On Mon, Apr 20, 2020 at 11:57:31PM +0300, Alexey Dobriyan wrote:
> Time honored way to print integers via vsnprintf() or equivalent has
> unavoidable slowdown of parsing format string. This can't be fixed in C,
> without introducing external preprocessor.
>
> seq_put_decimal_ull() partially saves the day, but there are a lot of
> branches inside and overcopying still.
>
> _print_integer_*() family of functions is meant to make printing
> integers as fast as possible by deleting format string parsing and doing
> as little work as possible.
>
> It is based on the following observations:
>
> 1) memcpy is done in forward direction
> it can be done backwards but nobody does that,
>
> 2) digits can be extracted in a very simple loop which costs only
> 1 multiplication and shift (division by constant is not division)
>
> All the above asks for the following signature, semantics and pattern of
> printing out beloved /proc files:
>
> /* seq_printf(seq, "%u %llu\n", A, b); */
>
> char buf[10 + 1 + 20 + 1];
> char *p = buf + sizeof(buf);
>
> *--p = '\n';
> p = _print_integer_u64(p, B);
> *--p = ' ';
> p = _print_integer_u32(p, A);
>
> seq_write(seq, p, buf + sizeof(buf) - p);
>
> 1) stack buffer capable of holding the biggest string is allocated.
>
> 2) "p" is pointer to start of the string. Initially it points past
> the end of the buffer WHICH IS NOT NUL-TERMINATED!
>
> 3) _print_integer_*() actually prints an integer from right to left
> and returns new start of the string.
>
> <--------|
> 123
> ^
> |
> +-- p
>
> 4) 1 character is printed with
>
> *--p = 'x';
>
> It generates very efficient code as multiple writes can be
> merged.
>
> 5) fixed string is printed with
>
> p = memcpy(p - 3, "foo", 3);
>
> Complers know what memcpy() does and write-combine it.
> 4/8-byte writes become 1 instruction and are very efficient.
>
> 6) Once everything is printed, the result is written to seq_file buffer.
> It does only one overflow check and 1 copy.
>
> This generates very efficient code (and small!).
>
> In regular seq_printf() calls, first argument and format string are
> constantly reloaded.

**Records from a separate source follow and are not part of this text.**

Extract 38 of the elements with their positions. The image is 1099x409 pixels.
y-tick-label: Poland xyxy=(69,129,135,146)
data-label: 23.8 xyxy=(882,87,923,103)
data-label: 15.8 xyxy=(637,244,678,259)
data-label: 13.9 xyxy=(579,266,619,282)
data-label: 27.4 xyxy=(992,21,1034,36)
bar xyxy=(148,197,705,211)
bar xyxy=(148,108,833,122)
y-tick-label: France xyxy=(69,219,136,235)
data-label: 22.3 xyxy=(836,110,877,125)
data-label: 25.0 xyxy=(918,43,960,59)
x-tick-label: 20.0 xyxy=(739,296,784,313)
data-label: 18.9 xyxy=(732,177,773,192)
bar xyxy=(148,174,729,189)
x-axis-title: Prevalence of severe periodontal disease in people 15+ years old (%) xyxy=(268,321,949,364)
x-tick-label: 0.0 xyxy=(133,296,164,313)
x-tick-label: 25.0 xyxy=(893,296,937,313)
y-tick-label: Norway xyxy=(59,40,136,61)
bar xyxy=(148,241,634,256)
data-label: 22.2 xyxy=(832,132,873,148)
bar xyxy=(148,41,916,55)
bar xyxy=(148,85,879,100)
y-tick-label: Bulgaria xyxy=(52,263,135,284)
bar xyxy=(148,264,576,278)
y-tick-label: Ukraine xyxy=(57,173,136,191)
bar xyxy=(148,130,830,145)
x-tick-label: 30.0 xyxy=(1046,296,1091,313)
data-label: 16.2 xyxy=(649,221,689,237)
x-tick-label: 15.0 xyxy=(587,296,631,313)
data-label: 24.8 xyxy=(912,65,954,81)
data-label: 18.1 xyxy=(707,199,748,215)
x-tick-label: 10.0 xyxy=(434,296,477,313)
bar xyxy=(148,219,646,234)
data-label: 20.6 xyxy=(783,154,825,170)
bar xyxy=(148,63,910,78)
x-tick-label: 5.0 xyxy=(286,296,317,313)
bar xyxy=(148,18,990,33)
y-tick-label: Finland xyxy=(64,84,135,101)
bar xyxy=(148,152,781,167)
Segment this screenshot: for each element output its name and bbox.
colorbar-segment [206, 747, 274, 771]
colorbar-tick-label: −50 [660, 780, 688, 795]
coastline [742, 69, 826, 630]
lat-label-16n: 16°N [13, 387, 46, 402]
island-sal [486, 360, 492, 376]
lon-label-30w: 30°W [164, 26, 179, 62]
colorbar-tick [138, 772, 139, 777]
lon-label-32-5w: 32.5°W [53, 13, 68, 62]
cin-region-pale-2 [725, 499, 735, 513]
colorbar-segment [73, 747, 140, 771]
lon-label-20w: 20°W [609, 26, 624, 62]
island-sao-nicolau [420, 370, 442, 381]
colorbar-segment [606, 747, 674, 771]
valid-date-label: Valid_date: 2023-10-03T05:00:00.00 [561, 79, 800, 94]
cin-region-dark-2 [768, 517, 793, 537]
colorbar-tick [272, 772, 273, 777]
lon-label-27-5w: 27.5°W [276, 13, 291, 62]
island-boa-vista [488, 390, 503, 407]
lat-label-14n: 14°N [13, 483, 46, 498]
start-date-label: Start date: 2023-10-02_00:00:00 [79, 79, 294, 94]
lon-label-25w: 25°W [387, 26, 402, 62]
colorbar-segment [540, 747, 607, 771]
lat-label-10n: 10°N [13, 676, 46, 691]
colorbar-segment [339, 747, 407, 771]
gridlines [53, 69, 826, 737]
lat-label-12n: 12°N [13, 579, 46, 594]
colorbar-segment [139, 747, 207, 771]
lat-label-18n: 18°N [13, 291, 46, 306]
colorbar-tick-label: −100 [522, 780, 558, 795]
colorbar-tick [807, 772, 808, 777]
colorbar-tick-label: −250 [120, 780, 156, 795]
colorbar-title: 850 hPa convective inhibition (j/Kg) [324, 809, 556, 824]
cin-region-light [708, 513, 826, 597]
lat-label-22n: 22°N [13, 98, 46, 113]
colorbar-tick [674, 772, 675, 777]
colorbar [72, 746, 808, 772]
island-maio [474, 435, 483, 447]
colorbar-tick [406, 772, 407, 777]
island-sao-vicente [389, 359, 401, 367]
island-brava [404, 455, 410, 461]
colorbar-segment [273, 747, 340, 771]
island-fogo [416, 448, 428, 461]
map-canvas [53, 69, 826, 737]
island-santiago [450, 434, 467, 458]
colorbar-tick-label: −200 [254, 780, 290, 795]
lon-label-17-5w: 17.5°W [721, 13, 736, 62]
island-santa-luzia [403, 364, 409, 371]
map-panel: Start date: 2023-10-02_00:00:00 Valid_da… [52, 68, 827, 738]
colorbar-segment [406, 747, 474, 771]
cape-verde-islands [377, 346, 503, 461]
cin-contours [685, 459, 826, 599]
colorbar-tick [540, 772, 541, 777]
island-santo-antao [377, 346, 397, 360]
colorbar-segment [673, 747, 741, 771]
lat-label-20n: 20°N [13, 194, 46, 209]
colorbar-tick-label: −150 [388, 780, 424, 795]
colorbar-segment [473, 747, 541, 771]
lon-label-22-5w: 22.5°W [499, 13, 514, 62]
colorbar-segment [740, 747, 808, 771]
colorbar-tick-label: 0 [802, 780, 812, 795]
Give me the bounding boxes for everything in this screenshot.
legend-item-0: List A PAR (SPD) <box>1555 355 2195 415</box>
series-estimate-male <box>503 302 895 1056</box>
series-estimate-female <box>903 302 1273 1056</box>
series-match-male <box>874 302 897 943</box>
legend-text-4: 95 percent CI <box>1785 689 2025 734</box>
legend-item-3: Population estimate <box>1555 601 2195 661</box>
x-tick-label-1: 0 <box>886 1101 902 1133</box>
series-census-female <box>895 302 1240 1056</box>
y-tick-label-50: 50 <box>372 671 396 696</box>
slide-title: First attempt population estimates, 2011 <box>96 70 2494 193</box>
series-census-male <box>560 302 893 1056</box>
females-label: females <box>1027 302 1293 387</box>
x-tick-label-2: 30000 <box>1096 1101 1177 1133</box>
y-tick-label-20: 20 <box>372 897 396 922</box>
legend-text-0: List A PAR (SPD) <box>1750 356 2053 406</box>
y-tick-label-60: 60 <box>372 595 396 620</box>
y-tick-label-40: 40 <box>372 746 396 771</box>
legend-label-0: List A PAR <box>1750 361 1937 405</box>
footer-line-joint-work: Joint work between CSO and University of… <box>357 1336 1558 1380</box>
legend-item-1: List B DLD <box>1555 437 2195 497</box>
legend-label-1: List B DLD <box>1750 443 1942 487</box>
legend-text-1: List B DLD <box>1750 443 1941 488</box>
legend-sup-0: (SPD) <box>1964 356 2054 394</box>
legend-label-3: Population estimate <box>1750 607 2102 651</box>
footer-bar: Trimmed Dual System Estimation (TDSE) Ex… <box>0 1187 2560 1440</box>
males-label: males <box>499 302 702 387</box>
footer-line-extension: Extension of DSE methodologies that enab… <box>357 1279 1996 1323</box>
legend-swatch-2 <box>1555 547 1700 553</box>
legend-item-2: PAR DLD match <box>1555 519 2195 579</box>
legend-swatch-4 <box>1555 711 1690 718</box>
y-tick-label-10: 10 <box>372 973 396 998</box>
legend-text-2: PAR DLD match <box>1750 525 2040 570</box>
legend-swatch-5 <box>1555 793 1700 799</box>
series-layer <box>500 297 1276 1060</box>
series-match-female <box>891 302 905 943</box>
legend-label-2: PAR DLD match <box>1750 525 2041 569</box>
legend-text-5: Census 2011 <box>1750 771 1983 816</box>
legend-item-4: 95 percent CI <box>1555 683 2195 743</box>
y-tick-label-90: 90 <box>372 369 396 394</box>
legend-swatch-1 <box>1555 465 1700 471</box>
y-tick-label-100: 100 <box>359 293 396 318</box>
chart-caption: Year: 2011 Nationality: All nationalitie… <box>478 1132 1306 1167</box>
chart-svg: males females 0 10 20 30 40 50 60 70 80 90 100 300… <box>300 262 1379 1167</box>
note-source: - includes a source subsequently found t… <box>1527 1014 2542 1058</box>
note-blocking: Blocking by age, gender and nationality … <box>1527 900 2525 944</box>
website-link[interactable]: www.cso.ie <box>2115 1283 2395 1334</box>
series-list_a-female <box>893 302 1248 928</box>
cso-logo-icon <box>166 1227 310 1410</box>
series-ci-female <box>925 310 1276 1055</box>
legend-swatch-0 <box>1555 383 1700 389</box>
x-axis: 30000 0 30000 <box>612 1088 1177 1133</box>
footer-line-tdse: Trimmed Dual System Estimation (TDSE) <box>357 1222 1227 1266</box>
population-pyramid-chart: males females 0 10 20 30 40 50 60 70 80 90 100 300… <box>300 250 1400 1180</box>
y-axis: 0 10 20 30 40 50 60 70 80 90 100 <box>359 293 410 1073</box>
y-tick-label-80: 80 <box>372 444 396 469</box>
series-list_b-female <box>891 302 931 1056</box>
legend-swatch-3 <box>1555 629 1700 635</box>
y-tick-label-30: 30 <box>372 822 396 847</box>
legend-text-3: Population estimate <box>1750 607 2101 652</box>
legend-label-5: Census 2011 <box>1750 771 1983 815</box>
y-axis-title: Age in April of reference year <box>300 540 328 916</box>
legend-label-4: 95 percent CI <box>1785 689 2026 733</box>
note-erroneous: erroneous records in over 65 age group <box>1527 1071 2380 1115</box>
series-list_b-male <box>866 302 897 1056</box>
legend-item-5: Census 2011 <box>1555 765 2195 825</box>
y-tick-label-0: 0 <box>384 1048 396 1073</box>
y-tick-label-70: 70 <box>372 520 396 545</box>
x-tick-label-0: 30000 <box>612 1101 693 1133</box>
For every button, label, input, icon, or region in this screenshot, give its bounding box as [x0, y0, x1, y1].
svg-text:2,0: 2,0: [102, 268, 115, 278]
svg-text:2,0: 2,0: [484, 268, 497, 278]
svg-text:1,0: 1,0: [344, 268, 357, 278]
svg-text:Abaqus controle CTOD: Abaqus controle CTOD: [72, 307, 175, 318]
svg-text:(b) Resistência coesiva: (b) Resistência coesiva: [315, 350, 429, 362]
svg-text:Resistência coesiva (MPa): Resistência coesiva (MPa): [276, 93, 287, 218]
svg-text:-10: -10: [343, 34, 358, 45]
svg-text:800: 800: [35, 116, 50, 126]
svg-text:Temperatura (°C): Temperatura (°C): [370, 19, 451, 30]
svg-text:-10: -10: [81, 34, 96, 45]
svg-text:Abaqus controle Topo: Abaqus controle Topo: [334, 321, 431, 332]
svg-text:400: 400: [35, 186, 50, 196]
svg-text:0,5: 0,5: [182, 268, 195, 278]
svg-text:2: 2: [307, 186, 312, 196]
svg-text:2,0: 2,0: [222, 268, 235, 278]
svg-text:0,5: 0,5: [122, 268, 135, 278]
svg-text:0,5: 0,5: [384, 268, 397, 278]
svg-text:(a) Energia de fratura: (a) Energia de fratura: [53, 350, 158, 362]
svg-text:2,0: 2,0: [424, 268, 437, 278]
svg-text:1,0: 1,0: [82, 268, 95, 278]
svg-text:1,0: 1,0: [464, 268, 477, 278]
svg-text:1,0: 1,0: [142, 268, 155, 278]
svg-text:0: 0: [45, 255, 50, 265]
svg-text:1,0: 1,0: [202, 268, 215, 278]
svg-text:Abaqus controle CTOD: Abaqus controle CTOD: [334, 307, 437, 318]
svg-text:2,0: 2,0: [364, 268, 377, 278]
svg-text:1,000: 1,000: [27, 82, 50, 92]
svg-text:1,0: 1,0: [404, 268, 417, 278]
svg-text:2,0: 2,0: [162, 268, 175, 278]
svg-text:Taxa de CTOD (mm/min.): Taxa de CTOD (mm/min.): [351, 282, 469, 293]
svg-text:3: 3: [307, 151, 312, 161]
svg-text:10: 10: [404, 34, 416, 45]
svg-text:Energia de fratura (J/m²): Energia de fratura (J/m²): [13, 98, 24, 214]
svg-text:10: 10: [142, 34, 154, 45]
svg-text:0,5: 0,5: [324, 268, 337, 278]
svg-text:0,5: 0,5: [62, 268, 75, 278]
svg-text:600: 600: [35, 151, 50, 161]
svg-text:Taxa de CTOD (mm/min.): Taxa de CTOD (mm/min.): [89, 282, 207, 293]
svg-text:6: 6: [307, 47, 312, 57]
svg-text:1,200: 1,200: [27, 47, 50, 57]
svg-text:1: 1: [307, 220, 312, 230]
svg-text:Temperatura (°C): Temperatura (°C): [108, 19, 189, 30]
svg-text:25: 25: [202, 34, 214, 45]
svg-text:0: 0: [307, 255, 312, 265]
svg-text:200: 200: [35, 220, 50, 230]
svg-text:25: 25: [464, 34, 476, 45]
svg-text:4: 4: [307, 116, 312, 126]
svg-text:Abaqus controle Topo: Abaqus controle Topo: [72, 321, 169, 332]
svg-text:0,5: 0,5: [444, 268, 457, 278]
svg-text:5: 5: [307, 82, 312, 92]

Format string will most likely with [rip+...] which
> is quite verbose.
>
> seq_put_decimal_ull() will do branches (and even more branches
> with "width" argument)
>

> TODO
> benchmark with mainline because nouveau is broken for me -(
> vsnprintf() changes make the code slower

Exactly main point of this exercise. I don't believe that algos in vsprintf.c
are too dumb to use division per digit (yes, division by constant which is not
power of two is a heavy operation).


> +noinline
> +char *_print_integer_u32(char *p, u32 x)
> +{
> + do {
> + *--p = '0' + (x % 10);
> + } while (x /= 10);
> + return p;
> +}

> +noinline
> +char *_print_integer_u64(char *p, u64 x)
> +{
> + while (x >= 100 * 1000 * 1000) {
> + u32 r;
> +
> + x = div_u64_rem(x, 100 * 1000 * 1000, &r);
> + p = memset(p - 8, '0', 8);
> + (void)_print_integer_u32(p + 8, r);
> + }
> + return _print_integer_u32(p, x);
> +}

--
With Best Regards,
Andy Shevchenko